Critique de L’enclos de Wabush.

Laura Tobon | Le Délit

Pierre Wabush titube sur scène. Il semble éméché, comme s’il venait de vivre une soirée difficile. Après avoir bu une gorgée d’un liquide suspicieux, le voilà plongé dans un univers fantastique où il revit ses souvenirs les plus déchirants et les plus profonds.

L’enclos de Wabush fait briller le talent unique des artistes autochtones contemporain·e·s. Après avoir fait l’objet d’une webdiffusion en 2021 en raison de la pandémie, la pièce a été présentée au public à l’Espace Libre du 12 au 29 octobre 2022. Cette coproduction du Nouveau Théâtre Expérimental et des Productions Ondinnok offre aux spectateur·rice·s l’occasion de s’immerger dans l’œuvre onirique de l’auteur wendat Louis-Karl Picard-Sioui.

Deux histoires s’entremêlent : « temps et contre-temps », absence et connexion, multivers et univers. D’une part, Pierre Wabush voyage dans son monde intérieur, forcé de rejouer des fragments marquants de son passé au sein de la communauté fictive de Kitchike. Ses souvenirs sont habités à la fois par des personnages, par ses amis et par sa famille, et par des éléments de l’histoire du Québec comme la crise d’Oka. D’autre part, le « trickster » Noé raconte sa version tordue du récit de la création de l’univers. Les fils narratifs sont complexes, mais bien tissés. L’histoire maintient l’auditoire dans un climat de suspense pendant 1h30.

Charles Bender interprète Pierre Wabush avec talent. Son personnage pessimiste et au caractère passif-agressif se juxtapose aisément à la performance hilarante de Joanie Guérin dans le rôle du chroniqueur. Ce narrateur loufoque soulage la tension émotive et ne manque pas de faire rire le public. Dave Jenniss complète parfaitement le duo contrasté dans le rôle de Noé Saint-Ours. Sa performance est exagérée, presque caricaturale, mais tout à fait appropriée au personnage déjanté. À l’encontre du chroniqueur, qui se fait un devoir de respecter les règles de l’ordre cosmique, Noé est maître du chaos.

« Ses souvenirs sont habités à la fois par des personnages, par ses amis et sa famille, et par des éléments de l’histoire du Québec comme la crise d’Oka »

Marie-Josée Bastien, René Rousseau et Émily Séguin interprètent les autres personnages avec brio. Émily Séguin se démarque notamment par son chant mélodieux qui ponctue la pièce. Les chants traditionnels et le tambour viennent contraster l’utilisation de la vidéo et la trame sonore mystérieuse, pour un résultat dynamique et envoûtant.

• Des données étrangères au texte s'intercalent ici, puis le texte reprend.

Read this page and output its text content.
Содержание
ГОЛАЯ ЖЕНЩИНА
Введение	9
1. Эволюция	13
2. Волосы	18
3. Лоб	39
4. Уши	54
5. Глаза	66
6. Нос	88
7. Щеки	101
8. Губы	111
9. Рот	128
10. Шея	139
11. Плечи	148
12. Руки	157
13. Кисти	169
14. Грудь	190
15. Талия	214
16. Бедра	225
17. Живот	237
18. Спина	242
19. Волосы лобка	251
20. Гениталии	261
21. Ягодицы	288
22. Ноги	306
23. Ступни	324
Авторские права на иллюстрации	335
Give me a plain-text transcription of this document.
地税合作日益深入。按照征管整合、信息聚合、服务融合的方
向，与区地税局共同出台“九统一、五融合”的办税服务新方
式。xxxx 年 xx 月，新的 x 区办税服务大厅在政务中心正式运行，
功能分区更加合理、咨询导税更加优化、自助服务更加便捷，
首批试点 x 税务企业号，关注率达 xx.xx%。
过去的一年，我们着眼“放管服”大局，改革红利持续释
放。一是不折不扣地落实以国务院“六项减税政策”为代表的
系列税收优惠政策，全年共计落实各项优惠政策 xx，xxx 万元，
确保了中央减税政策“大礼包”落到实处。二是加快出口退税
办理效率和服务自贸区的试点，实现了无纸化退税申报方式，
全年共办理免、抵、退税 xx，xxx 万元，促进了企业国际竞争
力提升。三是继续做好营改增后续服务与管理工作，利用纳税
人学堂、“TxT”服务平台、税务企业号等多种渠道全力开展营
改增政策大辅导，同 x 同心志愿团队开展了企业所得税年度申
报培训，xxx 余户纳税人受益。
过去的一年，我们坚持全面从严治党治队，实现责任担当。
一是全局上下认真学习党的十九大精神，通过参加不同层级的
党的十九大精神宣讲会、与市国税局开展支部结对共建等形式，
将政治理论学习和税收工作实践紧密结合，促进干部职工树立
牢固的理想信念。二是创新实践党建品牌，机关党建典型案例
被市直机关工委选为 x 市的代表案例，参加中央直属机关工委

L’enclos de Wabush aborde des sujets lourds tels que la religion, la politique, le racisme et le deuil, sans pour autant submerger le spectateur. Le propos, pertinent, est balancé par l’humour satirique du texte de Louis-Karl Picard-Sioui. Derrière la blague se cache une critique mordante de la société. L’anthropologie se voit tournée au ridicule. La corruption est exposée au grand jour. Les tensions sociales et politiques sont imbriquées dans le dialogue.

Bien que fictive, la pièce illumine des réalités qui affectent les communautés autochtones aujourd’hui. Le récit est à la fois temporel, évoquant des bribes d’histoire, et intemporel, abordant de grandes questions métaphysiques sur la nature de l’univers. Malgré ma fatigue, je me suis laissée prendre au jeu. J’ai quitté la salle pleine de réflexions, revigorée par l’humour du texte.